Review: Not Dead Yet by Peter James

Not Dead Yet by Peter James

UK Hardback: 560 pages (June 2012) Publisher: Macmillan ISBN: 9780230747265

UK EPUB: (June 2012) Publisher: Pan ISBN: 9780230764897

UK Paperback: 624 pages (September 2012) Publisher: Pan ISBN: 9780330515578


NOT DEAD YET is the eighth in the series of Detective Superintendent Roy Grace novels by Peter James and follows on from the events of DEAD MAN’S GRIP for Roy Grace and his team.


The worlds of Tinseltown and Brighton clash as a movie adaption of the relationship between King George IV and Maria Fitzherbert hits town.

This is a make or break project for LA producer Larry Brooker who is on the verge of insolvency.

This could be the project that enables Gaia to make the shift from rock superstar to serious actress.

The City of Brighton and Hove relishes the publicity value of a major Hollywood movie being filmed on location there which could be incalculable for tourist revenue and attracting future films.

For Gaias number one fan, it is the chance to cement their relationship.

These events collide to become a nightmare for Detective Superintendent Roy Grace when an attempt on the life of Gaia is made days before she leaves her Bel Air home to fly to Brighton (her home town) so he has to juggle the hunt for a potential obsessed stalker in his city with an ongoing murder investigation with very few leads and the continuing pregnancy complications of his girlfriend, Cleo.

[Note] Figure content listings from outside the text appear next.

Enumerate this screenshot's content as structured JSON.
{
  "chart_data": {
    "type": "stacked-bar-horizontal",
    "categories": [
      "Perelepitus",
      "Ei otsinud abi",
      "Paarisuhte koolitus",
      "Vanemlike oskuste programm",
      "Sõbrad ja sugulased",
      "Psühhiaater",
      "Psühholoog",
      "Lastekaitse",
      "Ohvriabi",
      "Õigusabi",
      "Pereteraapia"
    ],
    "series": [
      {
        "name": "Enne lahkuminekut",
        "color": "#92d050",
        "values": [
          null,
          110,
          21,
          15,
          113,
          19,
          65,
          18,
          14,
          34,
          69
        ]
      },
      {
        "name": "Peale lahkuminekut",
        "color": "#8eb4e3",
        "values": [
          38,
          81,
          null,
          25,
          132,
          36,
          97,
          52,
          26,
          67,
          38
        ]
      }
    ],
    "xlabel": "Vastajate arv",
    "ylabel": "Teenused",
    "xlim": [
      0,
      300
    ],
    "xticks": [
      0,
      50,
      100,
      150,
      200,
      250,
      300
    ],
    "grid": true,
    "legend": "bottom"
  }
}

Also the significant figure from his past is now getting much closer to home.


This is crime fiction for those who like to have well-rounded detectives with a believable private life.

One question which immediately springs to mind is who is Gaia based upon – Peter James did confirm in an interview on BBC Breakfast that he saw Gaia as a cross between Madonna and Lady Gaga  (still online at the moment at – at least in the UK)

The short snappy chapters that are a Peter James trademark (127 chapters in 560 pages in the hardback edition) are still there so you find it hard to put it down – you do tend to think I have time for just one more chapter.

The slight hint of unrealism is still there especially in the significant figure from his past who I do hope is brought to the fore in the next book as that back story is starting to drag on quite a bit.

Once again I would say that it is a very good read that engages you from the first page and I, for one, am looking forward to the next novel in the series – I would stress that it is becoming more the case that you will appreciate it much more if you read the series in sequence.